- From: Larry Masinter <masinter@adobe.com>
- Date: Thu, 7 Oct 2010 12:31:15 -0700
- To: "julian.reschke@gmx.de" <julian.reschke@gmx.de>, Bjoern Hoehrmann <derhoermi@gmx.net>
- CC: "www-tag@w3.org" <www-tag@w3.org>
For the Internet draft on "Internet Media Types and the Web" I was thinking we might also look on the charset registry, and the information that might belong there.
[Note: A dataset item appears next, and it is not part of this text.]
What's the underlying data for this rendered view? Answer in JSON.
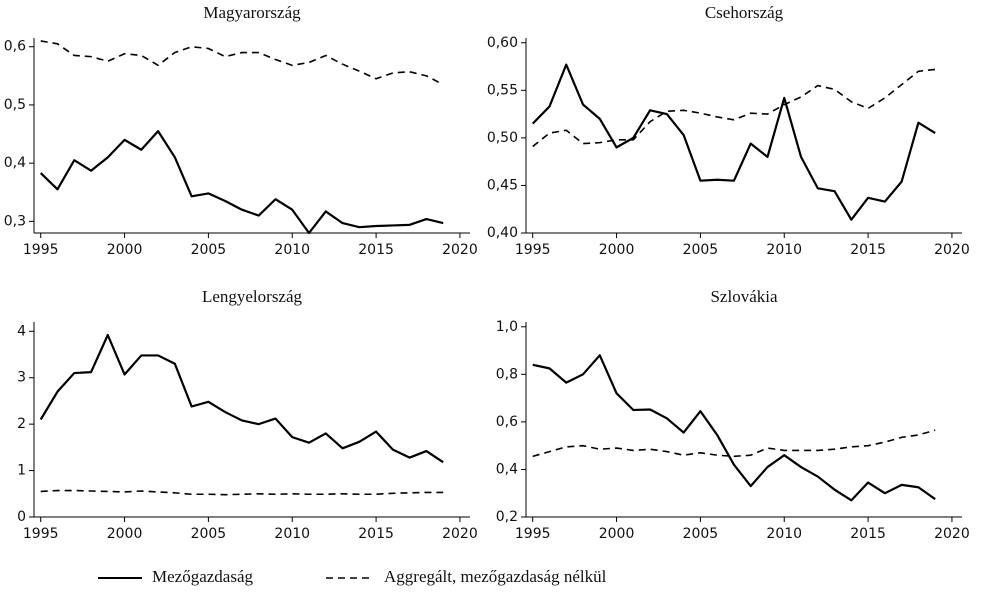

To this end, I'm planning to go back to calling this "MIME and the Web" and not just "Internet Media Types and the Web". For example, one might consider extending the MIME charset registry itself to include information such as: (a) For any registered charset, any alternative charsets for which there is significant content where the alternative charset is actually meant/used, with information about: * BAD CONTENT: what percentage of content is are mislabeled (at the time of submission of the alternative so mislabeled, with a sample of, say, half a dozen different web pages which exhibit this mislabeling) * BAD COMPOSERS: which deployed content producers (email composers or web content authoring or creation tools) mislabel content intended to be in the alternative charset. (Content creators should be identified by version, and market share) These should identify which MIME types the charset mislabeling is used for: only text/html, also text/plain, or other charsets? and * FORGIVING CONSUMERS: A survey (at the time of submission) of the behavior of widely deployed consumers of which use the alternative charset instead of the labeled one. A "consumer" for HTML would be a web browser or a search engine. With this information in the MIME charset registry or some other registry which is open for qualified submission, it will be possible to reference the MIME registry of charsets when giving advice to "forgiving consumers". (b) "Sniffing info": I'm a little less certain about this, but given there are tables for charset info, is there a way to put this into the MIME charset registry, e.g., for any registered charset, allow include info for how that charset might be guessed, or some kind of general confidence level for deciding between alternatives? Compared to using "magic numbers" in content, do the heuristics for charset sniffing have a wider distribution of confidence levels? If there are other charsets for which "sniffing" might be ambiguous, a pointer to those... Just trying to see if there's some way of aligning the charset registry not only with formal definitions but also with deployed infrastructure & agents. Larry -- http://larry.masinter.net
Received on Thursday, 7 October 2010 19:31:54 UTC